Technetium (Symbol Tc) ist Element 43 im Periodensystem, ein Übergangsmetall in der 5, Gruppe 7. Das erste Element, das von Menschen hergestellt und nicht gefunden wurde – und das leichteste ohne ein einziges stabiles Isotop. Bei Raumtemperatur ist es fest und radioaktiv.

Wie lautet die Elektronenkonfiguration von Technetium?

Die Elektronenkonfiguration von Technetium im Grundzustand ist [Kr] 4d⁵ 5s²; sie ergibt 5 besetzte Elektronenschalen mit der Verteilung 2, 8, 18, 13, 2.

Wie hoch sind der Schmelz- und der Siedepunkt von Technetium?

Technetium schmilzt bei 2430 K (2156.9 °C) und siedet bei 4538 K (4264.9 °C). Damit gehört es zu den feuerfestesten Elementen — es bleibt bei Temperaturen fest, bei denen die meisten Metalle verdampfen.

Wie hoch ist die Atommasse von Technetium?

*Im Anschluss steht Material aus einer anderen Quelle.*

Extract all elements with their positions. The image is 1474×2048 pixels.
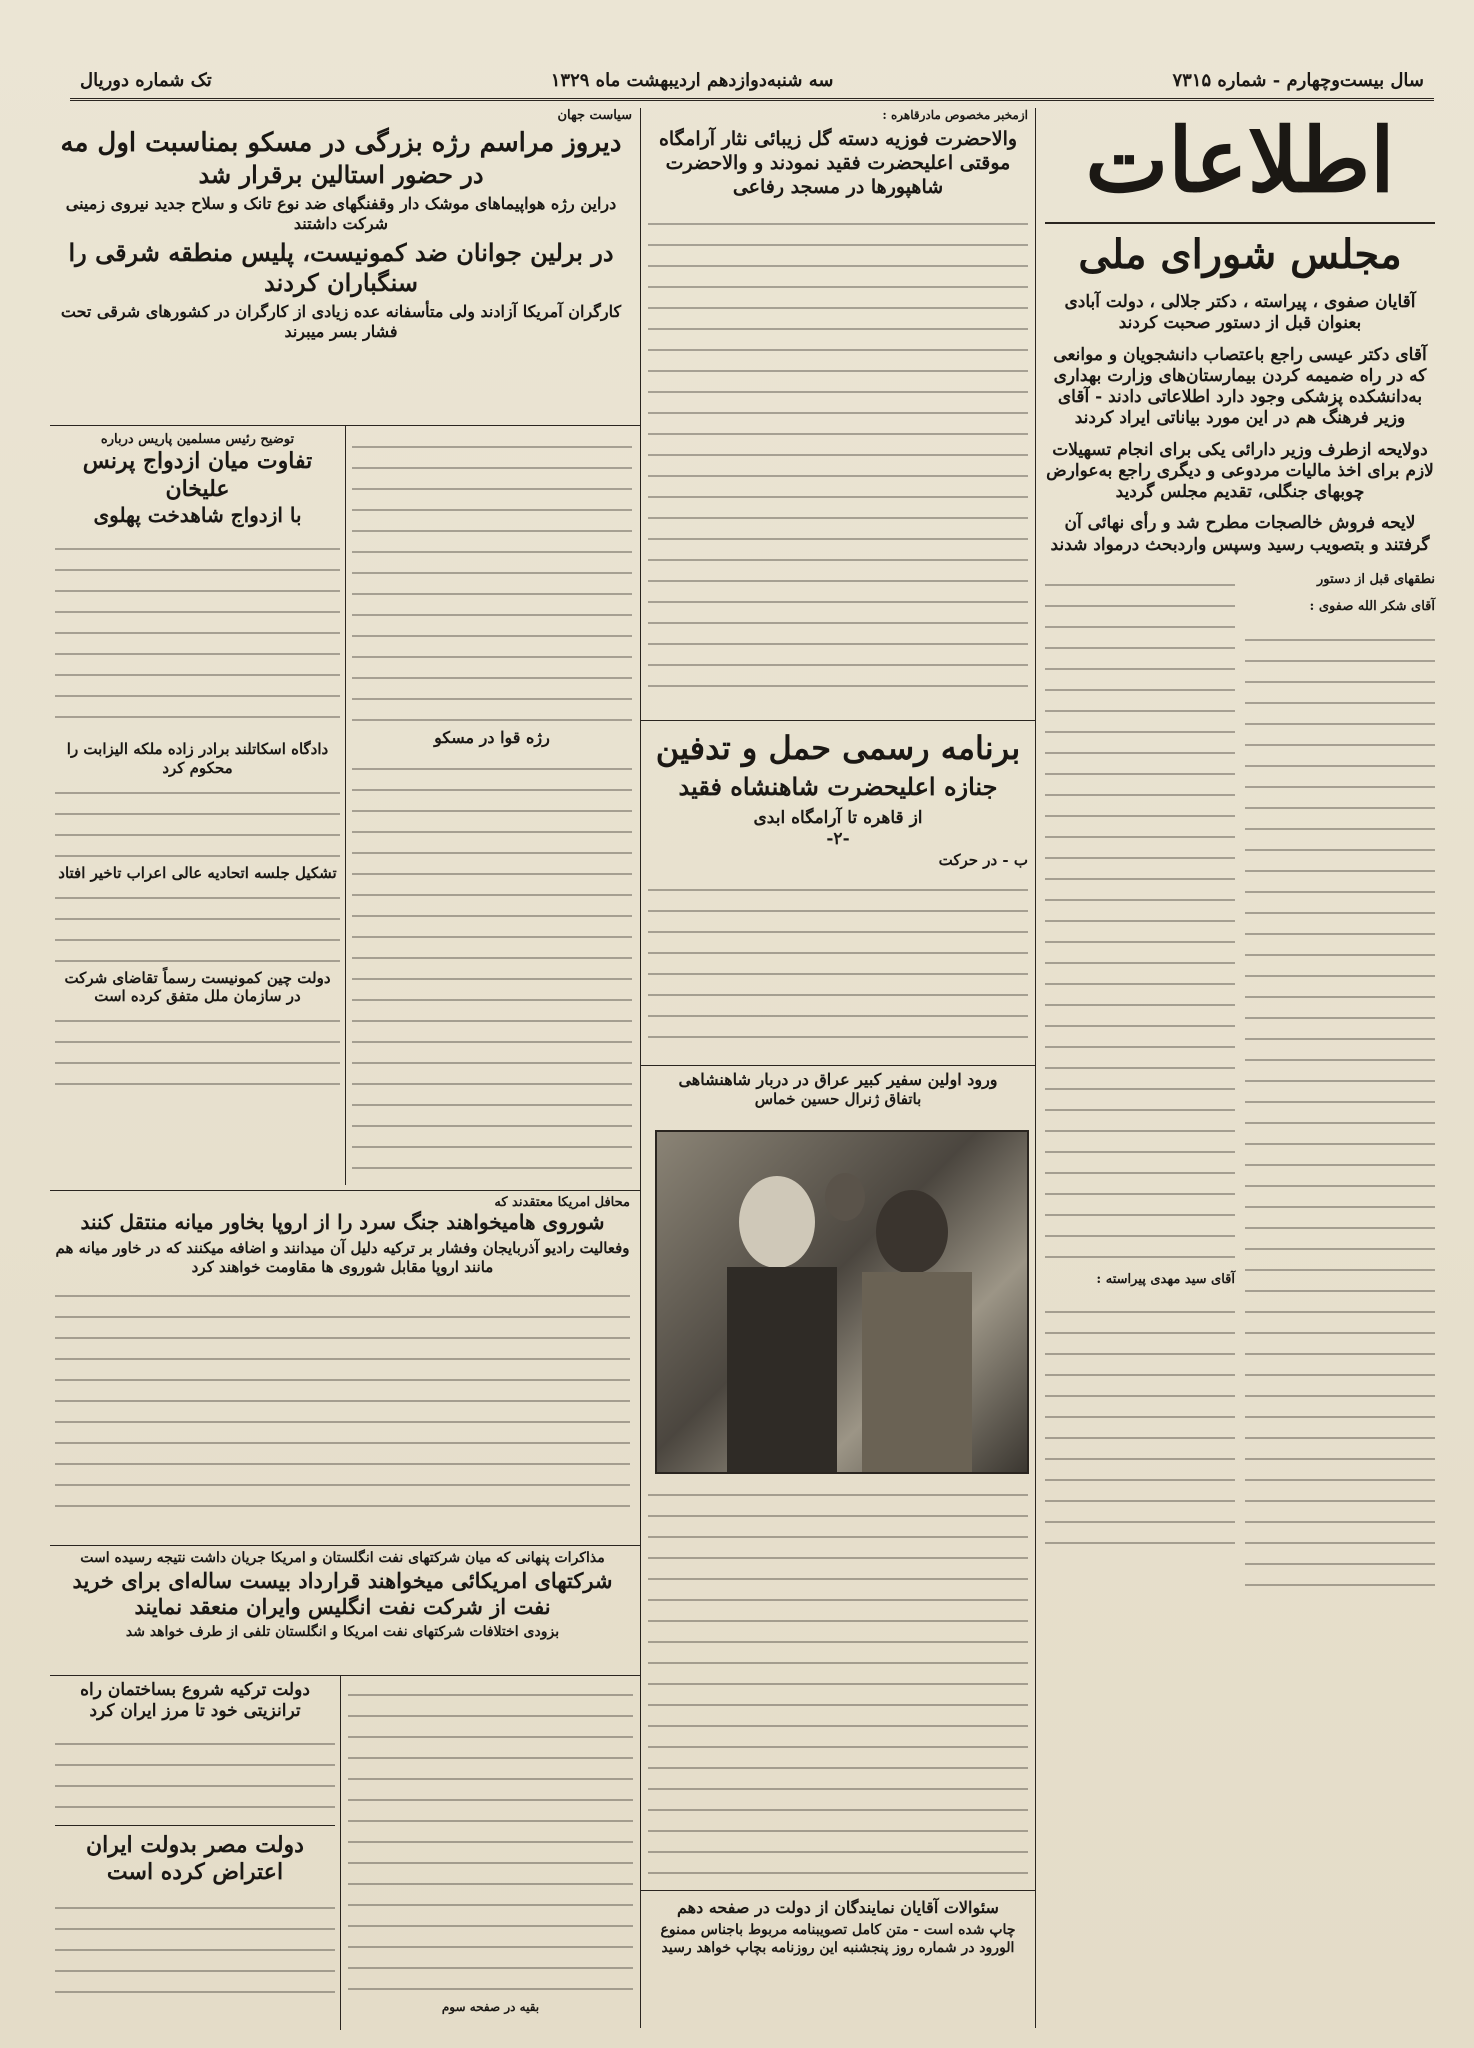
para-majlis-3: لایحه فروش خالصجات مطرح شد و رأی نهائی آن گرفتند و بتصویب رسید وسپس واردبحث درمواد شدند: [1050, 513, 1430, 555]
oil-kicker: مذاکرات پنهانی که میان شرکتهای نفت انگلستان و امریکا جریان داشت نتیجه رسیده است: [80, 1550, 605, 1566]
headline-turkey: دولت ترکیه شروع بساختمان راه ترانزیتی خود تا مرز ایران کرد: [80, 1680, 310, 1722]
oil-sub: بزودی اختلافات شرکتهای نفت امریکا و انگلستان تلفی از طرف خواهد شد: [125, 1624, 560, 1640]
lead-moscow: دراین رژه هواپیماهای موشک دار وقفنگهای ضد نوع تانک و سلاح جدید نیروی زمینی شرکت داشتند: [65, 193, 617, 233]
kicker-cairo: ازمخبر مخصوص مادرقاهره :: [882, 108, 1028, 122]
continued-note: بقیه در صفحه سوم: [441, 2000, 540, 2014]
right-column: [1045, 108, 1435, 1605]
subhead-pirasteh: آقای سید مهدی پیراسته :: [1096, 1271, 1235, 1287]
headline-berlin: در برلین جوانان ضد کمونیست، پلیس منطقه شرقی را سنگباران کردند: [68, 237, 614, 297]
photo-caption-1: ورود اولین سفیر کبیر عراق در دربار شاهنشاهی: [678, 1070, 998, 1089]
header-bar: [70, 62, 1434, 101]
part-number: -۲-: [826, 829, 850, 850]
photo-iraqi-ambassador: [655, 1130, 1029, 1474]
photo-caption-2: باتفاق ژنرال حسین خماس: [754, 1090, 922, 1108]
para-majlis-2: دولایحه ازطرف وزیر دارائی یکی برای انجام تسهیلات لازم برای اخذ مالیات مردوعی و دیگری راجع به‌عوارض چوبهای جنگلی، تقدیم مجلس گردید: [1046, 439, 1434, 502]
para-majlis-1: آقای دکتر عیسی راجع باعتصاب دانشجویان و موانعی که در راه ضمیمه کردن بیمارستان‌های وزارت بهداری به‌دانشکده پزشکی وجود دارد اطلاعاتی دادند - آقای وزیر فرهنگ هم در این مورد بیاناتی ایراد کردند: [1053, 344, 1427, 429]
text-block-right-b: [1045, 570, 1235, 1605]
oil-headline: شرکتهای امریکائی میخواهند قرارداد بیست ساله‌ای برای خرید نفت از شرکت نفت انگلیس وایران منعقد نمایند: [72, 1567, 613, 1619]
subhead-scotland: دادگاه اسکاتلند برادر زاده ملکه الیزابت را محکوم کرد: [66, 740, 329, 777]
text-block-right-a: [1245, 570, 1435, 1605]
headline-moscow-2: در حضور استالین برقرار شد: [198, 159, 484, 189]
price: تک شماره دوریال: [80, 69, 212, 91]
banner-kicker: محافل امریکا معتقدند که: [494, 1195, 630, 1210]
left-column: [50, 108, 632, 350]
subhead-safavi: آقای شکر الله صفوی :: [1309, 599, 1435, 615]
subhead-pre-agenda: نطقهای قبل از دستور: [1316, 571, 1435, 587]
oil-block: [55, 1550, 630, 1642]
left-bottom-b: [348, 1680, 633, 2014]
banner-block: [55, 1195, 630, 1521]
headline-egypt: دولت مصر بدولت ایران اعتراض کرده است: [55, 1825, 335, 1887]
middle-column: [648, 108, 1028, 689]
headline-fawzia: والاحضرت فوزیه دسته گل زیبائی نثار آرامگاه موقتی اعلیحضرت فقید نمودند و والاحضرت شاهپورها در مسجد رفاعی: [658, 128, 1018, 198]
lead-majlis: آقایان صفوی ، پیراسته ، دکتر جلالی ، دولت آبادی بعنوان قبل از دستور صحبت کردند: [1064, 292, 1416, 334]
left-sub-column-b: [352, 432, 632, 1184]
left-bottom: [55, 1680, 335, 1993]
headline-burial-3: از قاهره تا آرامگاه ابدی: [753, 808, 923, 828]
subhead-parade: رژه قوا در مسکو: [434, 728, 550, 747]
footer-title: سئوالات آقایان نمایندگان از دولت در صفحه دهم: [677, 1898, 999, 1917]
box1-headline: تفاوت میان ازدواج پرنس علیخان: [82, 448, 313, 502]
section-world-politics: سیاست جهان: [557, 108, 632, 123]
headline-burial: برنامه رسمی حمل و تدفین: [655, 729, 1021, 767]
photo-text: [648, 1480, 1028, 1880]
volume-issue: سال بیست‌وچهارم - شماره ۷۳۱۵: [1172, 69, 1424, 91]
subhead-china-un: دولت چین کمونیست رسماً تقاضای شرکت در سازمان ملل متفق کرده است: [64, 968, 331, 1006]
part-sub: ب - در حرکت: [938, 850, 1028, 869]
banner-headline: شوروی هامیخواهند جنگ سرد را از اروپا بخاور میانه منتقل کنند: [80, 1210, 605, 1234]
burial-program: [648, 728, 1028, 1055]
photo-figures-icon: [657, 1132, 1027, 1472]
left-sub-column: [55, 432, 340, 1096]
subhead-arab-union: تشکیل جلسه اتحادیه عالی اعراب تاخیر افتاد: [58, 863, 337, 882]
footer-box: [648, 1898, 1028, 1957]
box1-headline-2: با ازدواج شاهدخت پهلوی: [93, 503, 302, 528]
issue-date: سه شنبه‌دوازدهم اردیبهشت ماه ۱۳۲۹: [550, 69, 834, 91]
photo-block: [648, 1070, 1028, 1109]
footer-text: چاپ شده است - متن کامل تصویبنامه مربوط باجناس ممنوع الورود در شماره روز پنجشنبه این روزنامه بچاپ خواهد رسید: [660, 1922, 1016, 1956]
banner-sub: وفعالیت رادیو آذربایجان وفشار بر ترکیه دلیل آن میدانند و اضافه میکنند که در خاور میانه هم مانند اروپا مقابل شوروی ها مقاومت خواهند کرد: [55, 1239, 630, 1276]
headline-majlis: مجلس شورای ملی: [1045, 222, 1435, 280]
masthead-logo: اطلاعات: [1085, 108, 1395, 212]
headline-moscow: دیروز مراسم رژه بزرگی در مسکو بمناسبت اول مه: [60, 128, 622, 158]
headline-burial-2: جنازه اعلیحضرت شاهنشاه فقید: [678, 772, 998, 801]
lead-workers: کارگران آمریکا آزادند ولی متأسفانه عده زیادی از کارگران در کشورهای شرقی تحت فشار بسر میبرند: [60, 301, 622, 341]
box1-kicker: توضیح رئیس مسلمین پاریس درباره: [100, 432, 295, 447]
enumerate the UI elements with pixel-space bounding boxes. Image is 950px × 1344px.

Technetium hat kein stabiles Isotop und daher keine Standardatommasse. Die angegebene Zahl 98 ist die Massenzahl seines langlebigsten bekannten Isotops.

Wie hoch ist die Dichte von Technetium?

Technetium hat eine Dichte von 11 g/cm³. Wasser hat eine Dichte von 1.0 g/cm³, daher ist ein Block aus Technetium ungefähr 11× schwerer.

Wie hoch ist die Elektronegativität von Technetium?

Technetium hat eine Elektronegativität von 1.9 nach Pauling. Die Skala reicht von 0,70 (Francium, das Elektronen am wenigsten stark anzieht) bis 3,98 (Fluor, das stärkste). Werte in diesem mittleren Bereich führen eher zur Bildung kovalenter als stark ionischer Bindungen.

Wer entdeckte Technetium und wann?

Technetium wurde 1937 von Perrier & Segre entdeckt. Es ist nach griechisch technetos, „künstlich“ — das erste synthetische Element benannt.

Wie häufig kommt Technetium auf der Erde vor?

Technetium kommt auf der Erde in keiner nennenswerten Menge natürlich vor — es wird in einem Reaktor oder einem Teilchenbeschleuniger hergestellt.

Ist Technetium radioaktiv?

Ja. Technetium hat kein stabiles Isotop — jeder seiner Atomkerne zerfällt. Es kommt in der Natur nicht in nutzbaren Mengen vor und muss synthetisiert werden.